Singing Out for Peace

Although the Upper School chorus has a long relationship with the Apollo Orchestra, there’s never been a performance quite like this one.

Singing Out for Peace

When choral arts director John Touchton first began working with the Upper School chorus on “The Armed Man: A Mass for Peace,” students were surprised. “When people hear ‘mass,’ they think you’re talking about something ancient,” he says. “But this is a modern contemporary work. Karl Jenkins, the composer, is alive and well and living in London. Students don’t expect the contemporary-sounding nature of it, compared with past years.”

“The Armed Man” is part of a collaboration with the Apollo Orchestra, which works with the School through an outreach program, aiming to connect with younger audiences. Along with soloists from the Kennedy Center, the Upper School chorus and the Apollo Orchestra have performed various compositions together since 2013, to audiences of hundreds. But “The Armed Man” is something special. Aside from its admirable origins—it was first commissioned by the British Royal Armouries Museum as a dedication to victims of the Kosovo crisis—it has an important message to impart.

“To me, ‘The Armed Man’ is a commentary on war, exploring it on many levels,” says chorus co-president Alana Barry ’17. “Each movement focuses on a different perspective, from that of civilians to soldiers to more ambiguous figures.” She adds that her favorite movement is the one entitled “Kyrie.” “It’s very powerful on an emotional level. The lyrics are essentially just ‘Lord have mercy,’ repeated over and over again. Those words amplify an intrinsic part of the human experience, as almost everyone has been in a place where they are praying for their own condition or the condition of someone else.”

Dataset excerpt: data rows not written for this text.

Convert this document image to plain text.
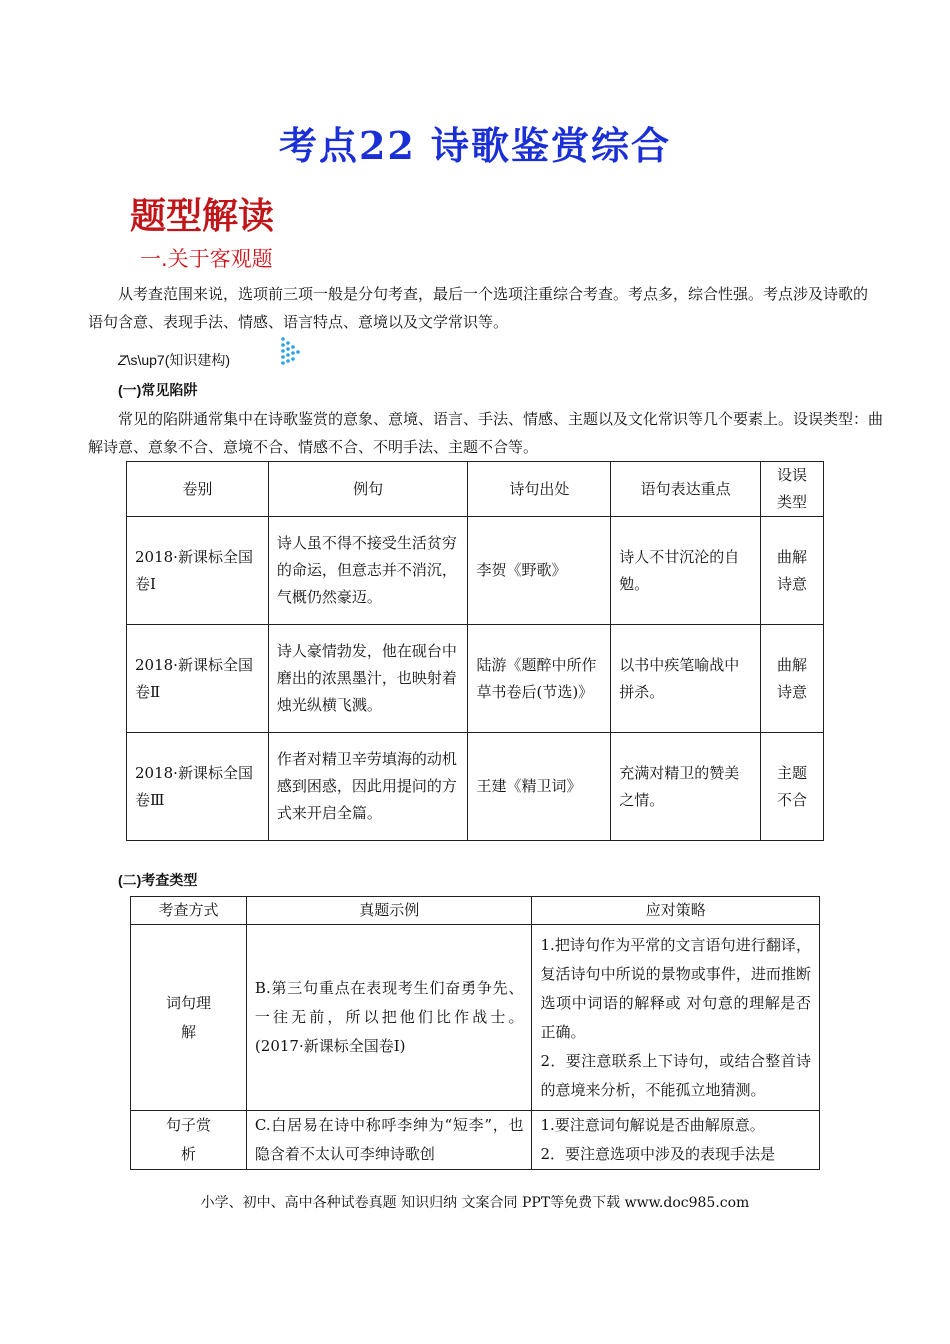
考点22 诗歌鉴赏综合
题型解读
一.关于客观题
从考查范围来说，选项前三项一般是分句考查，最后一个选项注重综合考查。考点多，综合性强。考点涉及诗歌的语句含意、表现手法、情感、语言特点、意境以及文学常识等。
Z\s\up7(知识建构)
(一)常见陷阱
常见的陷阱通常集中在诗歌鉴赏的意象、意境、语言、手法、情感、主题以及文化常识等几个要素上。设误类型：曲解诗意、意象不合、意境不合、情感不合、不明手法、主题不合等。
卷别	例句	诗句出处	语句表达重点	设误类型
2018·新课标全国卷Ⅰ	诗人虽不得不接受生活贫穷的命运，但意志并不消沉，气概仍然豪迈。	李贺《野歌》	诗人不甘沉沦的自勉。	曲解诗意
2018·新课标全国卷Ⅱ	诗人豪情勃发，他在砚台中磨出的浓黑墨汁，也映射着烛光纵横飞溅。	陆游《题醉中所作草书卷后(节选)》	以书中疾笔喻战中拼杀。	曲解诗意
2018·新课标全国卷Ⅲ	作者对精卫辛劳填海的动机感到困惑，因此用提问的方式来开启全篇。	王建《精卫词》	充满对精卫的赞美之情。	主题不合
(二)考查类型
考查方式	真题示例	应对策略
词句理解	B.第三句重点在表现考生们奋勇争先、一往无前，所以把他们比作战士。(2017·新课标全国卷Ⅰ)	1.把诗句作为平常的文言语句进行翻译，复活诗句中所说的景物或事件，进而推断选项中词语的解释或 对句意的理解是否正确。
2．要注意联系上下诗句，或结合整首诗的意境来分析，不能孤立地猜测。

句子赏析	C.白居易在诗中称呼李绅为“短李”，也隐含着不太认可李绅诗歌创	1.要注意词句解说是否曲解原意。
2．要注意选项中涉及的表现手法是
小学、初中、高中各种试卷真题 知识归纳 文案合同 PPT等免费下载 www.doc985.com
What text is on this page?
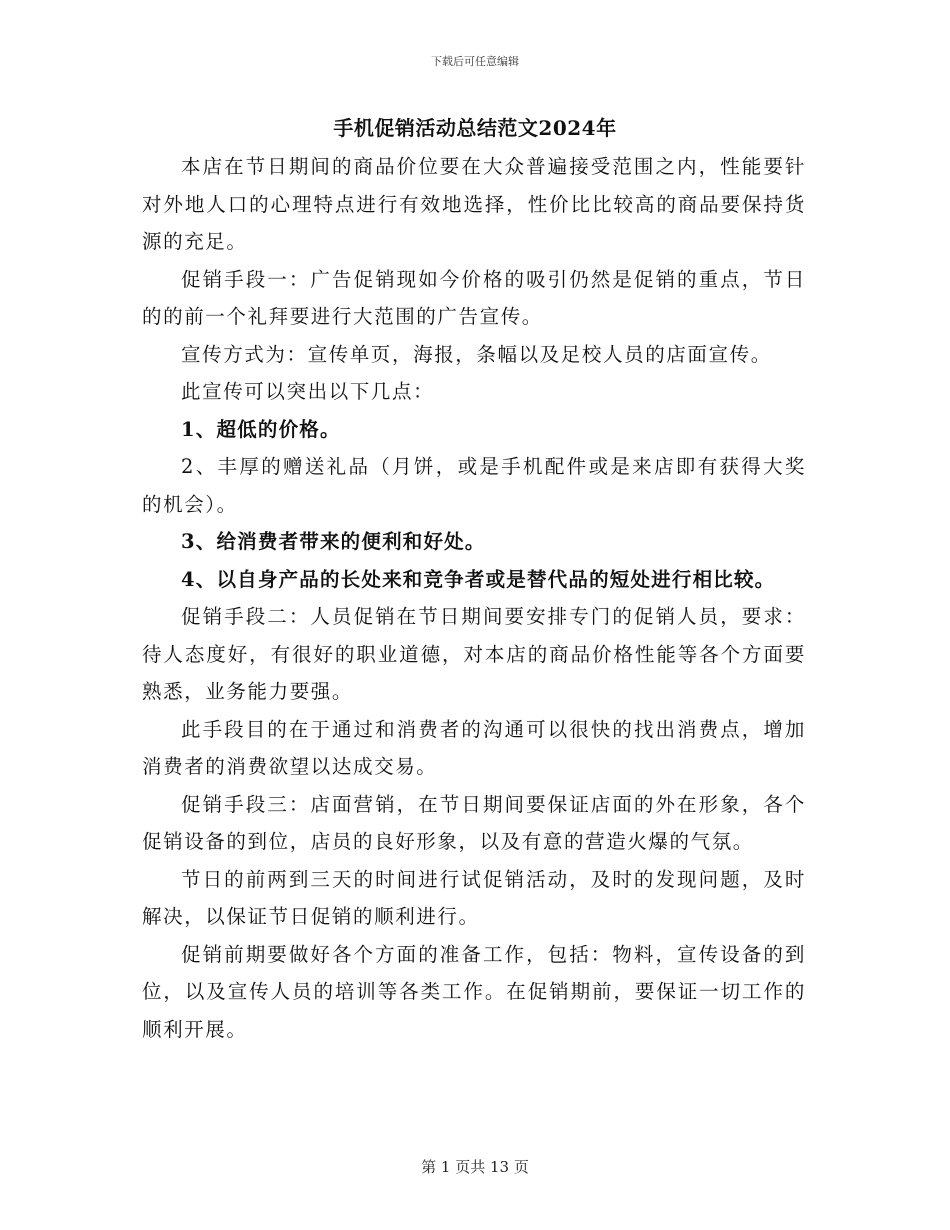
下载后可任意编辑
手机促销活动总结范文2024年

本店在节日期间的商品价位要在大众普遍接受范围之内，性能要针对外地人口的心理特点进行有效地选择，性价比比较高的商品要保持货源的充足。

促销手段一：广告促销现如今价格的吸引仍然是促销的重点，节日的的前一个礼拜要进行大范围的广告宣传。

宣传方式为：宣传单页，海报，条幅以及足校人员的店面宣传。

此宣传可以突出以下几点：

1、超低的价格。

2、丰厚的赠送礼品（月饼，或是手机配件或是来店即有获得大奖的机会）。

3、给消费者带来的便利和好处。

4、以自身产品的长处来和竞争者或是替代品的短处进行相比较。

促销手段二：人员促销在节日期间要安排专门的促销人员，要求：待人态度好，有很好的职业道德，对本店的商品价格性能等各个方面要熟悉，业务能力要强。

此手段目的在于通过和消费者的沟通可以很快的找出消费点，增加消费者的消费欲望以达成交易。

促销手段三：店面营销，在节日期间要保证店面的外在形象，各个促销设备的到位，店员的良好形象，以及有意的营造火爆的气氛。

节日的前两到三天的时间进行试促销活动，及时的发现问题，及时解决，以保证节日促销的顺利进行。

促销前期要做好各个方面的准备工作，包括：物料，宣传设备的到位，以及宣传人员的培训等各类工作。在促销期前，要保证一切工作的顺利开展。

第 1 页共 13 页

“‘The Armed Man’ tells us that peace is always the better option, that war is never the answer,” says John. “It’s a great composition for us as a Quaker school, with its pacifist approach. I’ve seen it done where they show iconic photos of war on a screen, and as the performance goes on, they move to black and white photos so that it’s less identifiable which wars the photos are showing. By the end, you can’t tell which war is which. People always say World War II was the worst, or this war or that war was the worst, but ‘The Armed Man’ shows you that all war is just human loss and suffering. There is no worst war; they’re all horrible.”

Although learning the five movements of the composition was difficult at times, students rose to the challenge. “There are some sections that are flat-out tough,” says John. “The students have to really dig in and make that happen. I think they don’t always realize what they’re getting into until they suddenly see the orchestra and the crowd and the Kennedy Center soloists, and that’s when they think, ‘Wow, this is actually really big, we need to step up.’ And they always do.”

“The material we tackle is challenging both emotionally and physically,” Alana agrees. “However, there’s a special kind of camaraderie that’s born out of that, and it brings the group closer together in the long run. These rehearsals, followed by the concert, never fail to remind me how grateful I am to be part of this community.”